Will Wilson: So the policies are specific to the women, in that they’re the ones that were raised through the litigation and were the Title VII claims. Our goal with both teams is to provide the best world-class services that we can and for it to be equitable. Obviously, there are differences between the men’s and women’s calendar, or the games they play and when they play them. So what we’ve contemplated is the structure that is equitable, that provides flexibility for the different teams. And then, obviously, as our relationship with both entities and unions progress, and we look at each agreement, that will certainly be contemplated as we go forward. But these policies specifically will fall into the current CBA for the women.
Question: I wonder if we can go in a little bit more specifics on the venue part of this. Obviously, that’s been a very public part of going back and forth for many years now.

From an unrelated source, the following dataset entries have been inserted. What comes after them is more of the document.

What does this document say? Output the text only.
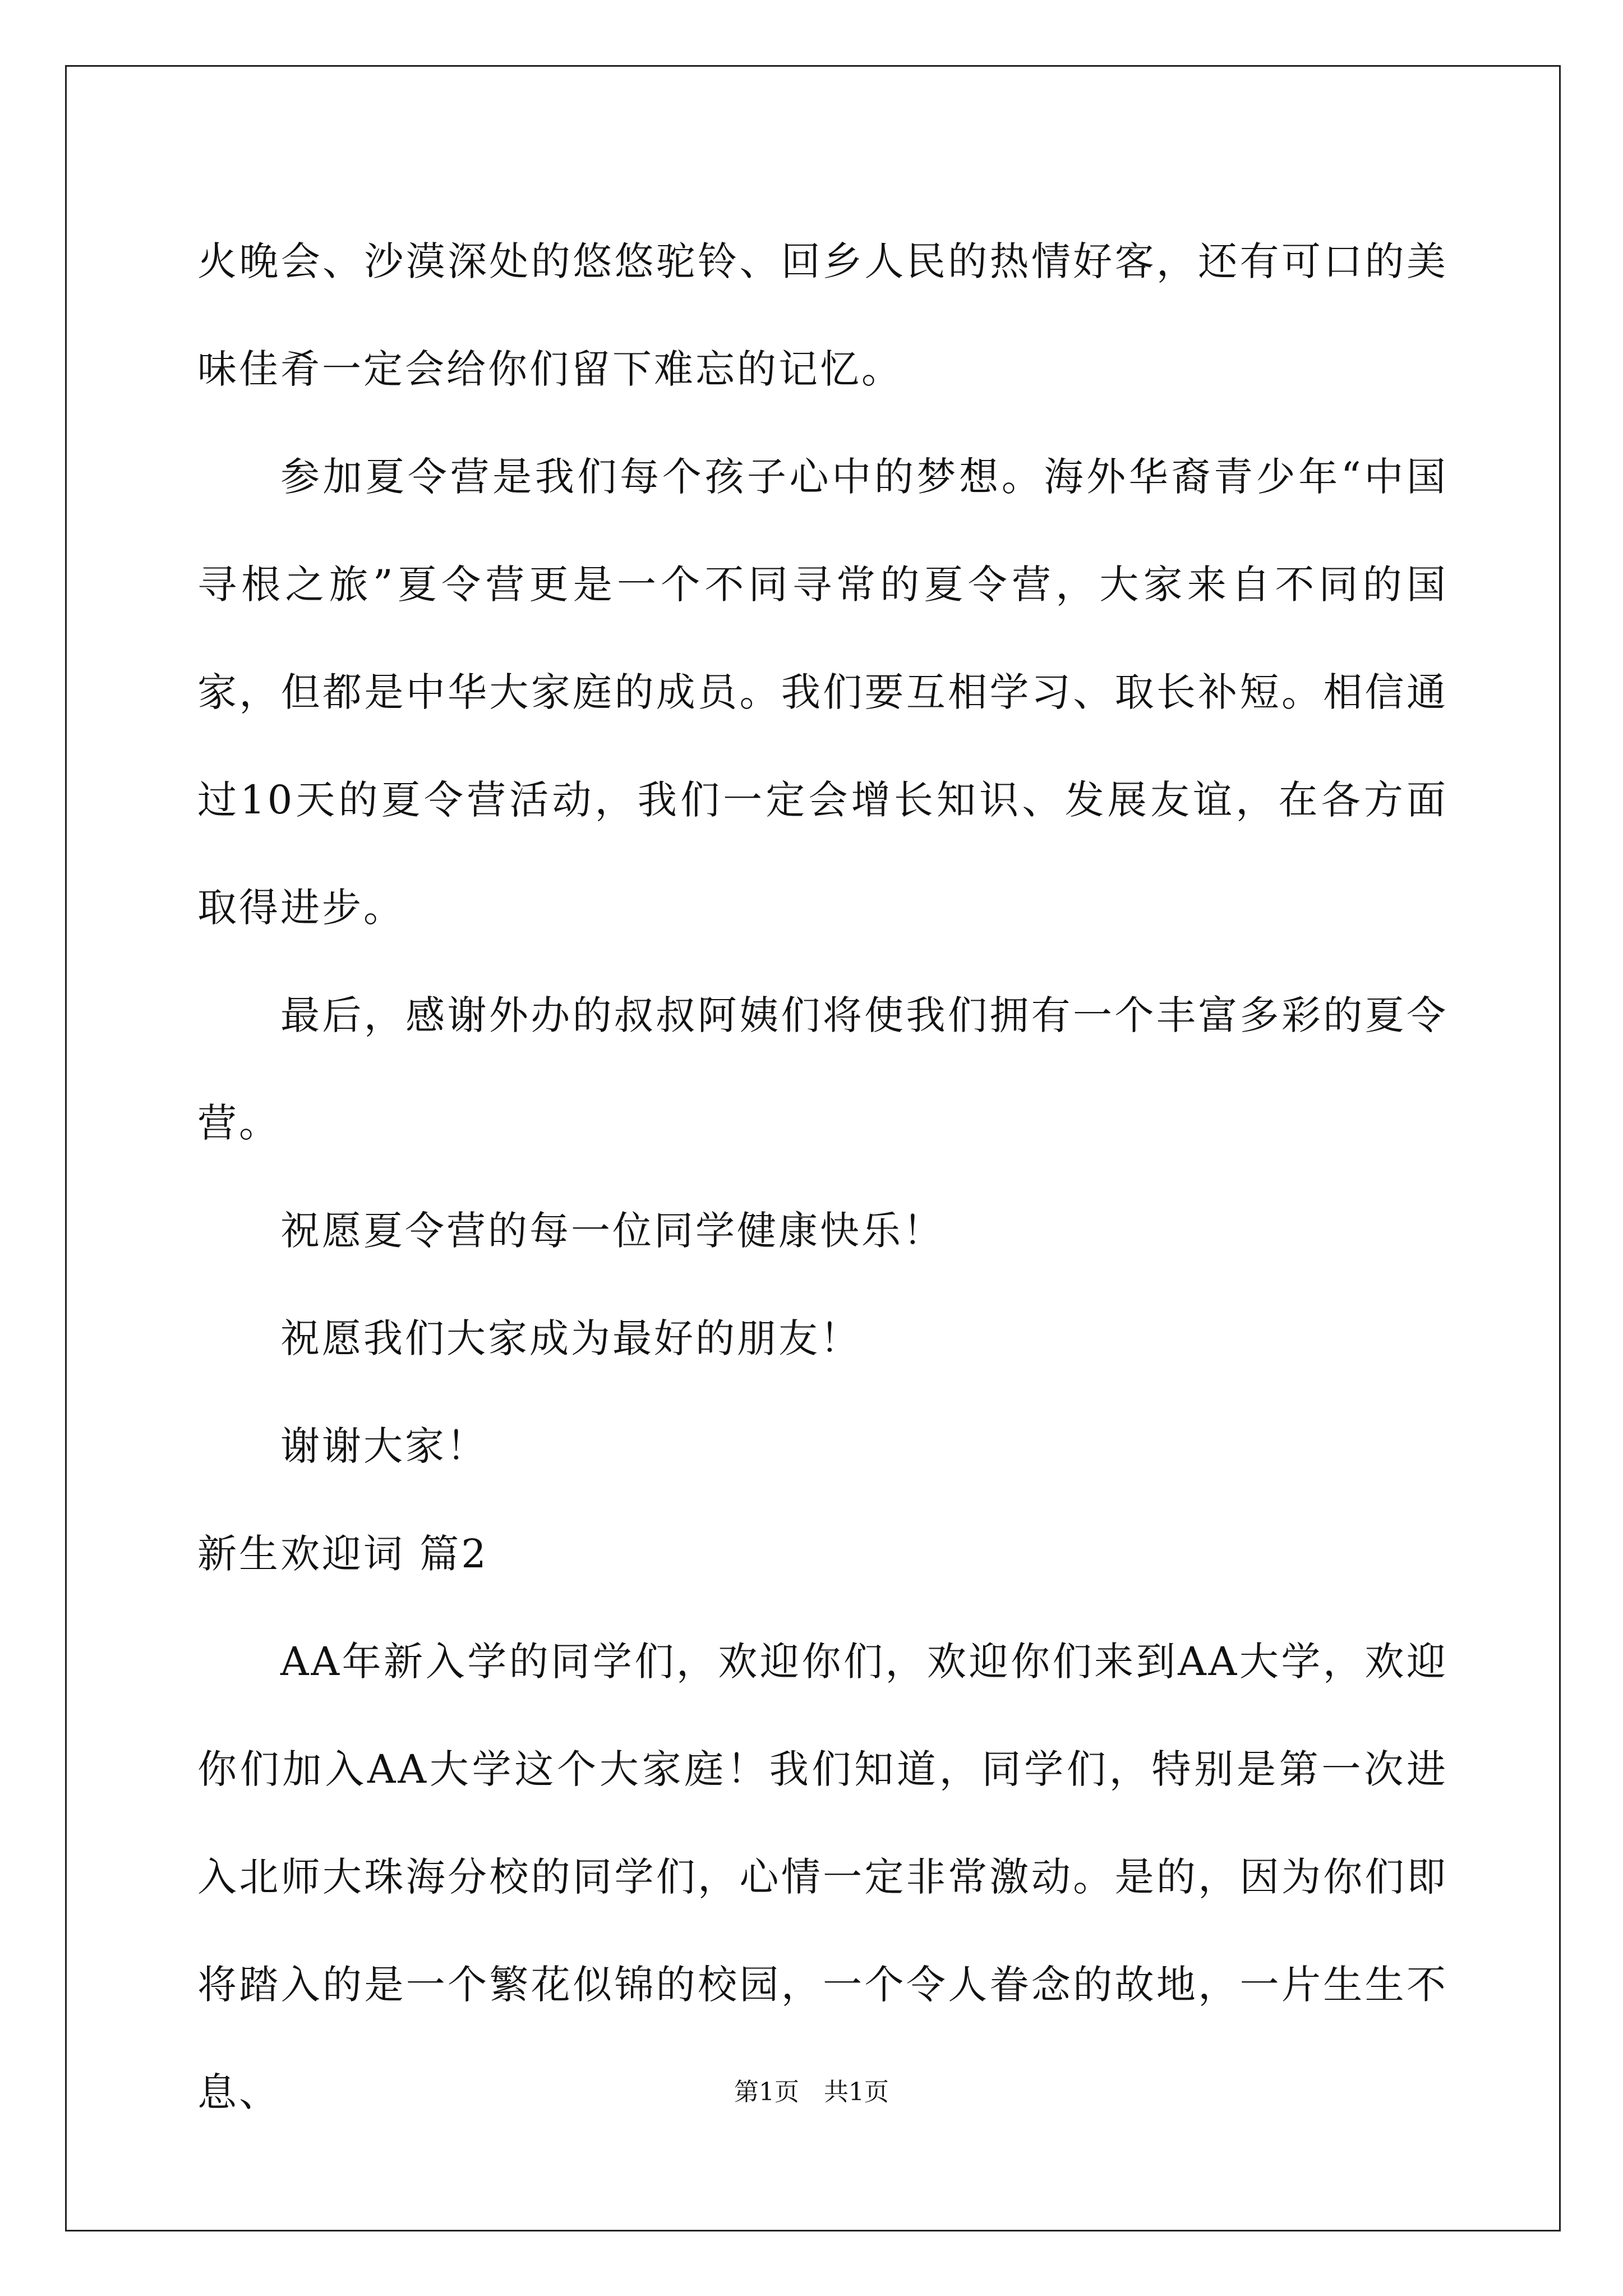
火晚会、沙漠深处的悠悠驼铃、回乡人民的热情好客，还有可口的美味佳肴一定会给你们留下难忘的记忆。

参加夏令营是我们每个孩子心中的梦想。海外华裔青少年“中国寻根之旅”夏令营更是一个不同寻常的夏令营，大家来自不同的国家，但都是中华大家庭的成员。我们要互相学习、取长补短。相信通过10天的夏令营活动，我们一定会增长知识、发展友谊，在各方面取得进步。

最后，感谢外办的叔叔阿姨们将使我们拥有一个丰富多彩的夏令营。

祝愿夏令营的每一位同学健康快乐！

祝愿我们大家成为最好的朋友！

谢谢大家！

新生欢迎词 篇2

AA年新入学的同学们，欢迎你们，欢迎你们来到AA大学，欢迎你们加入AA大学这个大家庭！我们知道，同学们，特别是第一次进入北师大珠海分校的同学们，心情一定非常激动。是的，因为你们即将踏入的是一个繁花似锦的校园，一个令人眷念的故地，一片生生不息、	第1页　共1页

What’s your perspective on it and how that will play out going forward.
Parlow Cone: I think, as you can imagine, where the national teams’ games are going to be played is a very complex process that both teams go through to find out what the best venue is for each game. Obviously, right now, given Covid, that gets a little bit even more complex right now, depending on how things are different from state to state. But I think we arrived at a place where both the women and the federation are comfortable. It allows us some flexibility in terms of where we’re playing the games. And I think they ended up at a place where they were happy and they received the markets that they really wanted to play in.

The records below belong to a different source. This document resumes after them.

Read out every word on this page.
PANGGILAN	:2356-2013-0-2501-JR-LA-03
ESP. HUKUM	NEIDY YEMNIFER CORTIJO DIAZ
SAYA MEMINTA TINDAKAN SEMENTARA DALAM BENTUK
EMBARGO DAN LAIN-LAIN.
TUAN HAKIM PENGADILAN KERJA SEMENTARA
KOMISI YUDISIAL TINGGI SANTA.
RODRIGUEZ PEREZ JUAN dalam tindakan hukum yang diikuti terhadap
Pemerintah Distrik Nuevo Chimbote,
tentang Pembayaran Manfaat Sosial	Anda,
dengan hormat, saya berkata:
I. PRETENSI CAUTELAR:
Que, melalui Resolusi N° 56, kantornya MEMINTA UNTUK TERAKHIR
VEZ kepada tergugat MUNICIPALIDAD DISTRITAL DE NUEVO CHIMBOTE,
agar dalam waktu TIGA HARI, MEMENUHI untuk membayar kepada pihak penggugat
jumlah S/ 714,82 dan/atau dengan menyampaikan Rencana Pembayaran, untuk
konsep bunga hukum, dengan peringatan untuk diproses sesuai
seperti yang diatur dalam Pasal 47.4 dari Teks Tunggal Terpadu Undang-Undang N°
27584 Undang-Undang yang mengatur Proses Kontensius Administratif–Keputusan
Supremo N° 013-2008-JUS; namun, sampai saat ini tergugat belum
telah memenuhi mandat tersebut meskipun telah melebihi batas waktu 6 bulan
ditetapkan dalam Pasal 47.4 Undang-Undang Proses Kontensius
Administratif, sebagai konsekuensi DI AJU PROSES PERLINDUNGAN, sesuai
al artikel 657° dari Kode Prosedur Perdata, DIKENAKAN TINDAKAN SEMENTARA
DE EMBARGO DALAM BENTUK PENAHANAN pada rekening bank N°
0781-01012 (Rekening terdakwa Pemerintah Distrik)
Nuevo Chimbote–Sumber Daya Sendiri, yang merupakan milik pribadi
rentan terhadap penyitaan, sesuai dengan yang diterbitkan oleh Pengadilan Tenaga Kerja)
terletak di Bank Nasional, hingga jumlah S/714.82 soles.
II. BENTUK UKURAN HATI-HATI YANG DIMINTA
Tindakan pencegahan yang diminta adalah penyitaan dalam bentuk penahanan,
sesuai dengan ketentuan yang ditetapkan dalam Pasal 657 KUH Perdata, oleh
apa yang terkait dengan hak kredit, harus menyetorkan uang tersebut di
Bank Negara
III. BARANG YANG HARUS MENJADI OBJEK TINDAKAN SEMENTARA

Question for Will: With the with the end of this women’s CBA visible on the horizon. And with the men still not formally having one, you think there is an opening here to get everybody into the room at the same time and get everyone on the same level.
Will Wilson: That’s probably a better question for the unions themselves in terms of approaching it in that way, but you do highlight that there is going to be crossover between the two. So obviously we’re looking at it through that lens and that’s something that we contemplate.

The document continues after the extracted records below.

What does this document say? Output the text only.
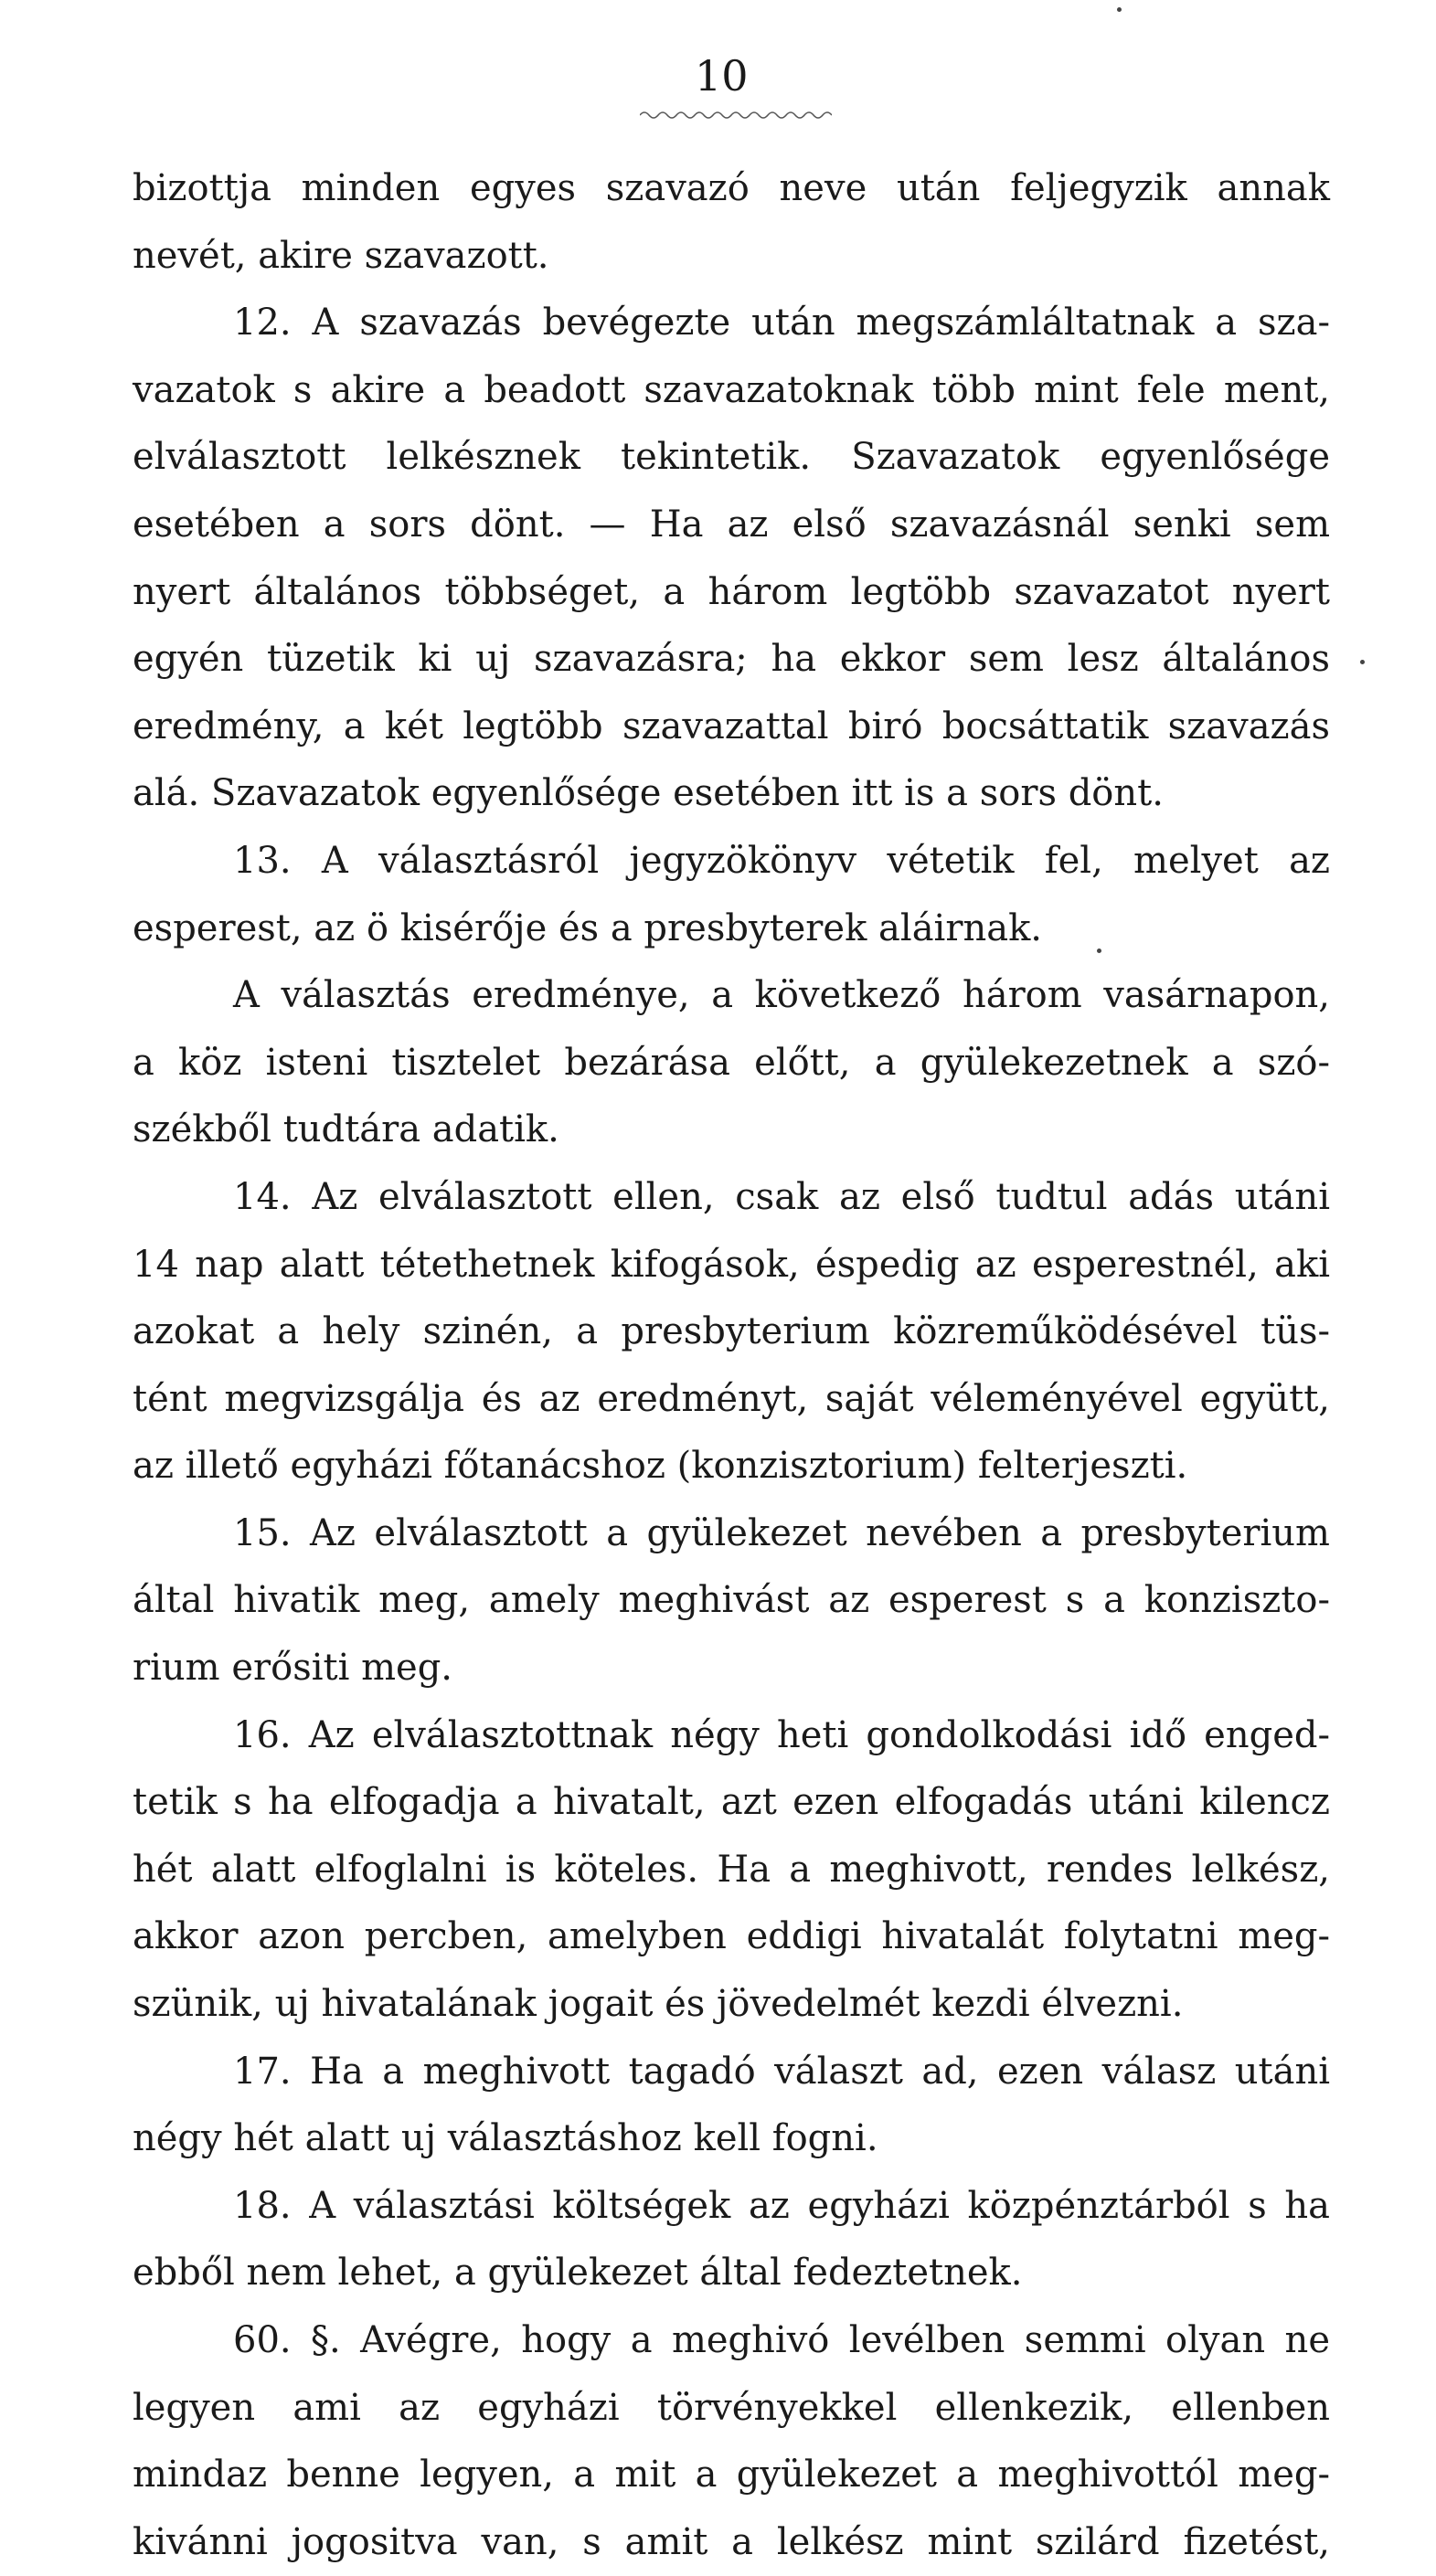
10
bizottja minden egyes szavazó neve után feljegyzik annak
nevét, akire szavazott.
12. A szavazás bevégezte után megszámláltatnak a sza-
vazatok s akire a beadott szavazatoknak több mint fele ment,
elválasztott lelkésznek tekintetik. Szavazatok egyenlősége
esetében a sors dönt. — Ha az első szavazásnál senki sem
nyert általános többséget, a három legtöbb szavazatot nyert
egyén tüzetik ki uj szavazásra; ha ekkor sem lesz általános
eredmény, a két legtöbb szavazattal biró bocsáttatik szavazás
alá. Szavazatok egyenlősége esetében itt is a sors dönt.
13. A választásról jegyzökönyv vétetik fel, melyet az
esperest, az ö kisérője és a presbyterek aláirnak.
A választás eredménye, a következő három vasárnapon,
a köz isteni tisztelet bezárása előtt, a gyülekezetnek a szó-
székből tudtára adatik.
14. Az elválasztott ellen, csak az első tudtul adás utáni
14 nap alatt tétethetnek kifogások, éspedig az esperestnél, aki
azokat a hely szinén, a presbyterium közreműködésével tüs-
tént megvizsgálja és az eredményt, saját véleményével együtt,
az illető egyházi főtanácshoz (konzisztorium) felterjeszti.
15. Az elválasztott a gyülekezet nevében a presbyterium
által hivatik meg, amely meghivást az esperest s a konziszto-
rium erősiti meg.
16. Az elválasztottnak négy heti gondolkodási idő enged-
tetik s ha elfogadja a hivatalt, azt ezen elfogadás utáni kilencz
hét alatt elfoglalni is köteles. Ha a meghivott, rendes lelkész,
akkor azon percben, amelyben eddigi hivatalát folytatni meg-
szünik, uj hivatalának jogait és jövedelmét kezdi élvezni.
17. Ha a meghivott tagadó választ ad, ezen válasz utáni
négy hét alatt uj választáshoz kell fogni.
18. A választási költségek az egyházi közpénztárból s ha
ebből nem lehet, a gyülekezet által fedeztetnek.
60. §. Avégre, hogy a meghivó levélben semmi olyan ne
legyen ami az egyházi törvényekkel ellenkezik, ellenben
mindaz benne legyen, a mit a gyülekezet a meghivottól meg-
kivánni jogositva van, s amit a lelkész mint szilárd fizetést,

Question: Are you able to provide any details of the non-compensation part of the settlement? And does this mean you’re going to try to settle the pay dispute as well?
Parlow Cone: Obviously, as I said before, our aim is to find a resolution with our women’s national team and we’re committed to doing that. We’ve reached out to them, we’ve offered them the same contract as the men for all games that are controlled by U.S. Soccer. But unfortunately, the response has been that they didn’t want to negotiate with U.S. Soccer unless U.S. Soccer was willing to make up the FIFA World Cup prize money, which you all know is the vast majority of the $66 million that they requesting in back pay. And we all know this just isn’t possible from U.S. Soccer’s standpoint to make that up. Even pre-COVID, this would be devastating to our budget and to our programing. But given COVID, not to be overly dramatic, but it would likely bankrupt the federation.
Question: And how about the details on the settlement, in terms of travel, venues, etc.?
Will Wilson: We’re not really in the position to provide a lot of detail on it. I think the key thing is that we have agreed on a path forward that works. It took a lot of work to get there, a very collaborative approach to get to that, and to get to where we’ve we’ve landed. The key sort of phrase where it’s equitable and gives flexibility, depending on the national team, if you will. So, we’re happy about where we’ve where we’ve landed on this. It’s an important step. I mean obviously, these are difficult conversations that take place over a long time. So a lot of good work had been done previously that we’ve picked up the mantle and have just tried to move things forward in a positive way.